# Briggs & Stratton valve seat HELP!



## tegraz (Apr 14, 2008)

I have a briggs & Stratton lawnmower Model-31G777, Type-0120 /E1/021127ZA. It stopped working and when I took the head off I seen the valve seat had came loose from the head. Unfortunately the valve seat was cracked and needing replaced. I contacted B&S who told me they didnt sell the valve seat and I would have to replace the entire head!!!
Does anyone know of an aftermarket supplier who could help me out. Alternatively does anyone know where I can buy an oversized valve seat.
HELP! the grass is getting very long...


----------



## K-B (Oct 24, 2005)

Briggs is right. You cannot re-install a valve seat (well, you actually can, we have done it, unsuccessfully, and I do not recommend you trying it).

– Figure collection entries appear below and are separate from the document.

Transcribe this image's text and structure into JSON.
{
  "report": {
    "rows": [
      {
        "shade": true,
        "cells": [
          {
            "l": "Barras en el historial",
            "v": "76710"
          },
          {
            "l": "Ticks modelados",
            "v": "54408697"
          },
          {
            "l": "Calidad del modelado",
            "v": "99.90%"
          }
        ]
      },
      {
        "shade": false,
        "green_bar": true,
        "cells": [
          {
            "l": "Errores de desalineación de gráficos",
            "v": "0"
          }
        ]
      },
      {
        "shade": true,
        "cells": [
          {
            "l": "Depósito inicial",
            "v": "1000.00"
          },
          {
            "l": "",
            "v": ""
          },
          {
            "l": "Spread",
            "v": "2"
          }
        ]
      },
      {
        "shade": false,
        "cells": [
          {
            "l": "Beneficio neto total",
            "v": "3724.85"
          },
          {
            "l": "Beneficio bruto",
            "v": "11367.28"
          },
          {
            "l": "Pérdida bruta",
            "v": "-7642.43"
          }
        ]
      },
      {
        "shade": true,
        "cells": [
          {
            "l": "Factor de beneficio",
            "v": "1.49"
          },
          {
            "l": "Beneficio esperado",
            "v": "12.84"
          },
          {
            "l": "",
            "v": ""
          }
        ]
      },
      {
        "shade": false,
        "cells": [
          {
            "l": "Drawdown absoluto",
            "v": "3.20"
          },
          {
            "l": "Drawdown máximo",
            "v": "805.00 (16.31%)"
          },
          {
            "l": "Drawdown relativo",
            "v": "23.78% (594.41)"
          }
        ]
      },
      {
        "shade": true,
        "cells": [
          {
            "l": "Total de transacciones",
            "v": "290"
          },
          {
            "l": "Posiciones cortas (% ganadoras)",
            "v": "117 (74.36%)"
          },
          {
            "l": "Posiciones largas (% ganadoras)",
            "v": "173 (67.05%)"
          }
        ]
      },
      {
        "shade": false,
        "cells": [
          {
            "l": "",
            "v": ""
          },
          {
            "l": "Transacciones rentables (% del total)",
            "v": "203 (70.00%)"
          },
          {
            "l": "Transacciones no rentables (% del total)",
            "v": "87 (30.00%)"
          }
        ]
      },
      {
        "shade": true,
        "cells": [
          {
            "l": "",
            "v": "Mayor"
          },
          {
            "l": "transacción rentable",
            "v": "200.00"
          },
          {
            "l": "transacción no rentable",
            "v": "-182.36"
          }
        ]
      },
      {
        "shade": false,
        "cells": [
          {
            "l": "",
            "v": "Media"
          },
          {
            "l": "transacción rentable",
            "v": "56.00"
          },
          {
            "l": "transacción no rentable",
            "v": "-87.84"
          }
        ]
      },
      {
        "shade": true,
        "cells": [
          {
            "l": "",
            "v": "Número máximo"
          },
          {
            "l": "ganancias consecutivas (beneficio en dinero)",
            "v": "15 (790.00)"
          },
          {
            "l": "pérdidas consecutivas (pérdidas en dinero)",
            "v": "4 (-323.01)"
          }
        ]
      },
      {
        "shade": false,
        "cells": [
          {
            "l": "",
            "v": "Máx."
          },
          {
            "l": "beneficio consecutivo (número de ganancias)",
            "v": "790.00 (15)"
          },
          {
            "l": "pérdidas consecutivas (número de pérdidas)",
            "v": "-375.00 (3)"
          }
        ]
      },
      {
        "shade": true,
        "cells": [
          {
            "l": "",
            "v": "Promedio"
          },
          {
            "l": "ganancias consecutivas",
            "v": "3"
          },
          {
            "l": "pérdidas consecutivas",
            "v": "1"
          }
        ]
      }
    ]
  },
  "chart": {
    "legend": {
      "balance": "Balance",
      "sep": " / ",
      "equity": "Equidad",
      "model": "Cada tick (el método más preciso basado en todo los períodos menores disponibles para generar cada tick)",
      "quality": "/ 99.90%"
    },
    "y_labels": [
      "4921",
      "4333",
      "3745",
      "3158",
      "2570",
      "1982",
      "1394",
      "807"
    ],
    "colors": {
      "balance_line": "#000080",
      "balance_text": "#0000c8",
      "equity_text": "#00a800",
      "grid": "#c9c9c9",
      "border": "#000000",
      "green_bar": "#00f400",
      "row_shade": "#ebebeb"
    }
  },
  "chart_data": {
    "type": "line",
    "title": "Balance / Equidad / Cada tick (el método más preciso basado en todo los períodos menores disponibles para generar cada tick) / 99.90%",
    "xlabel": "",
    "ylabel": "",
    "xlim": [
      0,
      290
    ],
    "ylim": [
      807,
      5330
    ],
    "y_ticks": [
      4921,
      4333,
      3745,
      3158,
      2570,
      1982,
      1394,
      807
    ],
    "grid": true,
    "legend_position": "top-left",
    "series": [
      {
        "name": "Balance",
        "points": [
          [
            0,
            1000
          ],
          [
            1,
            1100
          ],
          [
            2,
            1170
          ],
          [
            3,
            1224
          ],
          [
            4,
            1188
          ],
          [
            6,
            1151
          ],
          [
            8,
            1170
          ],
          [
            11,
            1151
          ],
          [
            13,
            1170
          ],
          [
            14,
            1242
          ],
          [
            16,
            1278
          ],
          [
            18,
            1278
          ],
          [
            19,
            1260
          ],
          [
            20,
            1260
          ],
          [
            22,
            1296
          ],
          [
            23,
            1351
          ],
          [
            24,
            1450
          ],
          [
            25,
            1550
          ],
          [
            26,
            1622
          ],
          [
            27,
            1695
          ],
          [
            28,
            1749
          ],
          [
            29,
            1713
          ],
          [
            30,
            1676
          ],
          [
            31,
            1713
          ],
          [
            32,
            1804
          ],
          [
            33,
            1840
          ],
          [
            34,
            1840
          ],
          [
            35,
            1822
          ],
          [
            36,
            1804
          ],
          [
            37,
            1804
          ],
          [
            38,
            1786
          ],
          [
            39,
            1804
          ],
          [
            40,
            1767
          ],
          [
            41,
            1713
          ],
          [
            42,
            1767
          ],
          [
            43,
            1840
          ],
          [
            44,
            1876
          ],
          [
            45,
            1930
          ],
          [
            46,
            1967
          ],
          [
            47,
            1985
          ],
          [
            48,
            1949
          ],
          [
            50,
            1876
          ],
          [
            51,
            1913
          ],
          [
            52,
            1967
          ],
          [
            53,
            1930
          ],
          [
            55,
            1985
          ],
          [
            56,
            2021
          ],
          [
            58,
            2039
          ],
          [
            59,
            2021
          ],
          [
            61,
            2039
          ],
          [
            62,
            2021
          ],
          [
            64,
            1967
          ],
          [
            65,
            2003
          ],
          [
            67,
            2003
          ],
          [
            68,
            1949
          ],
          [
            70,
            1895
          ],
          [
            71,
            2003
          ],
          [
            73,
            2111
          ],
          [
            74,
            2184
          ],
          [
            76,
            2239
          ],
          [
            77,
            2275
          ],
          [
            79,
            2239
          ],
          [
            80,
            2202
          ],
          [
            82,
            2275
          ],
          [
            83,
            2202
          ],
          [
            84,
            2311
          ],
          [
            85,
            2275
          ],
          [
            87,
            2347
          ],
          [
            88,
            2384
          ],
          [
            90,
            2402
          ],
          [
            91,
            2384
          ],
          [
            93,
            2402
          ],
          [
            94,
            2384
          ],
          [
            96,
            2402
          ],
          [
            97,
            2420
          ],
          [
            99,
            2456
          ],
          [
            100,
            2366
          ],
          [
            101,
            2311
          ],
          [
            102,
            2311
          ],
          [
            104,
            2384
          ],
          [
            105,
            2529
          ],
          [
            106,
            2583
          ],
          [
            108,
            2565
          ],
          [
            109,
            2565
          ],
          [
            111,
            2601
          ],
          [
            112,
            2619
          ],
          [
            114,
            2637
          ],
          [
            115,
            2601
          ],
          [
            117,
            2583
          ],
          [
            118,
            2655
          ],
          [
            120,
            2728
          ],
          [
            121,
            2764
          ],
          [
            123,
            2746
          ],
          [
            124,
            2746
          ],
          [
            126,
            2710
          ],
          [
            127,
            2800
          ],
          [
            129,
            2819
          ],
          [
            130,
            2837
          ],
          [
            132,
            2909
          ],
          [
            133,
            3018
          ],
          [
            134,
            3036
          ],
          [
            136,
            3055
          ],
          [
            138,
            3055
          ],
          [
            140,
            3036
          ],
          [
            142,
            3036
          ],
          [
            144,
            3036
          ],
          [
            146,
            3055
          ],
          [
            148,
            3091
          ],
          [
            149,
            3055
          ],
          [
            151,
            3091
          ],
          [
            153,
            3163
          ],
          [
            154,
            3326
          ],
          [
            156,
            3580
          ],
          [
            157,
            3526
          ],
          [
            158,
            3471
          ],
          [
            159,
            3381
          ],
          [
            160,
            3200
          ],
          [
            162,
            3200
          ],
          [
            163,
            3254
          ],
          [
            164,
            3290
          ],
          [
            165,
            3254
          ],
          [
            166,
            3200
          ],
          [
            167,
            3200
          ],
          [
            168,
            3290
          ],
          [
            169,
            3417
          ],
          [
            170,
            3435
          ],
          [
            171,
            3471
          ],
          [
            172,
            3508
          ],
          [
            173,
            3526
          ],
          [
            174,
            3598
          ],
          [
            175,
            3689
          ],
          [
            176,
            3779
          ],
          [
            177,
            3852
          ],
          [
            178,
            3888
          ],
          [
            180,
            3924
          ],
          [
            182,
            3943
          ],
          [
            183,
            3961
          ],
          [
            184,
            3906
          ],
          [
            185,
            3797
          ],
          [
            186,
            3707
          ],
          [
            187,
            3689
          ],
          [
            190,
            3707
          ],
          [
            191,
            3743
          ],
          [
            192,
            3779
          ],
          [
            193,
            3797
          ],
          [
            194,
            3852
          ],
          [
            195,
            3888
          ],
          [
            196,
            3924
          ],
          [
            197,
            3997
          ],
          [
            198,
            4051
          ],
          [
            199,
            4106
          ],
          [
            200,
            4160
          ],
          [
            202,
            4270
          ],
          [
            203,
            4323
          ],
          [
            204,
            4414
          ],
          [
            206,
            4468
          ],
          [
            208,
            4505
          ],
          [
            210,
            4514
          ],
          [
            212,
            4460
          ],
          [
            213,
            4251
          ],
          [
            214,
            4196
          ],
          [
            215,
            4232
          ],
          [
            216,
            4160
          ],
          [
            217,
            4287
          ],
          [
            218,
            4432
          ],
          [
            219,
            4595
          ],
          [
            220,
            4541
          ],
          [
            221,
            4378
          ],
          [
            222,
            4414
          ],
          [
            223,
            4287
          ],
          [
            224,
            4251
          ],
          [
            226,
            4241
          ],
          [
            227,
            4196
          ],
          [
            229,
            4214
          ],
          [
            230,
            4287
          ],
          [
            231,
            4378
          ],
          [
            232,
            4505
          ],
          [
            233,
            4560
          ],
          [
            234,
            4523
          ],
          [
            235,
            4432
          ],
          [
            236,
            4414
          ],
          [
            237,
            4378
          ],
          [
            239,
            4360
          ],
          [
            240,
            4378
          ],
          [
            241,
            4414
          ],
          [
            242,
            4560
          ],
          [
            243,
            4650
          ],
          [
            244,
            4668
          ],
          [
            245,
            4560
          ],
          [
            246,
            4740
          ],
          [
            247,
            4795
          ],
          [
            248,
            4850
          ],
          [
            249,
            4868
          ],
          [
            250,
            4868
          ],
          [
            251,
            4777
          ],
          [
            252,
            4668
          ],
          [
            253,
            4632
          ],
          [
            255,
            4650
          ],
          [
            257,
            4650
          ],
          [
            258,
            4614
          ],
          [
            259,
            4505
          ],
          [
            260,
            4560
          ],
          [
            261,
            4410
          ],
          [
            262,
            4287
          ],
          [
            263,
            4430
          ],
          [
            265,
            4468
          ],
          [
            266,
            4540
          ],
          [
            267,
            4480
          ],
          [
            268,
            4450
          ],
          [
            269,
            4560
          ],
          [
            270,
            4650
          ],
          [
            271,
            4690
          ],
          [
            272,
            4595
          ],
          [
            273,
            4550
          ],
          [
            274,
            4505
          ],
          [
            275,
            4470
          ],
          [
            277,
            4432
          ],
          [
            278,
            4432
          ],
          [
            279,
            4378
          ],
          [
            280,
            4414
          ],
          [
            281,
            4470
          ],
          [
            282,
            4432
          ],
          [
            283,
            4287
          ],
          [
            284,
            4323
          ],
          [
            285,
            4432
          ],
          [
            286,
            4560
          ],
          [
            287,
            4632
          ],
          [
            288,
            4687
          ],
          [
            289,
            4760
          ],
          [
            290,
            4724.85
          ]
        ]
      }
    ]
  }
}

Get a shortblock or a new engine.


----------



## tegraz (Apr 14, 2008)

Cheers K-B.
Sorry but your suggestion of buying a new engine is a silly as Briggs decision not to sell a $2 seat. Seems like a bit of a stitch-up, these engines are well known for popping the valve seat yet Briggs wont sell you a $2 seat, insisting that you need to buy a new head for $300. They will however sell you seats for different engines... just not this one.
Does anyone know if any other inlet-seats will fit this head, cant imagine that Briggs would use this cast for only one engine


----------



## K-B (Oct 24, 2005)

tegraz said:


> Cheers K-B.
> Sorry but your suggestion of buying a new engine is a silly as Briggs decision not to sell a $2 seat. Seems like a bit of a stitch-up, these engines are well known for popping the valve seat yet Briggs wont sell you a $2 seat, insisting that you need to buy a new head for $300. They will however sell you seats for different engines... just not this one.
> Does anyone know if any other inlet-seats will fit this head, cant imagine that Briggs would use this cast for only one engine


How many valve seats have you successfully replaced? Just curious.


----------



## icrman (Apr 19, 2008)

You may be able to find a guy with a lathe that could make one for you. 
Though the proper material is a bit pricey. On a small engine something like 17-4 would probably live just fine and priced affordably.


----------



## tegraz (Apr 14, 2008)

K-B said:


> How many valve seats have you successfully replaced? Just curious.


On a lawnmower, none, but on motorcycle, car and boat engines, many. Next step is to visit the local machine shop to see if they can make me a valve seat. Thanks for your help


----------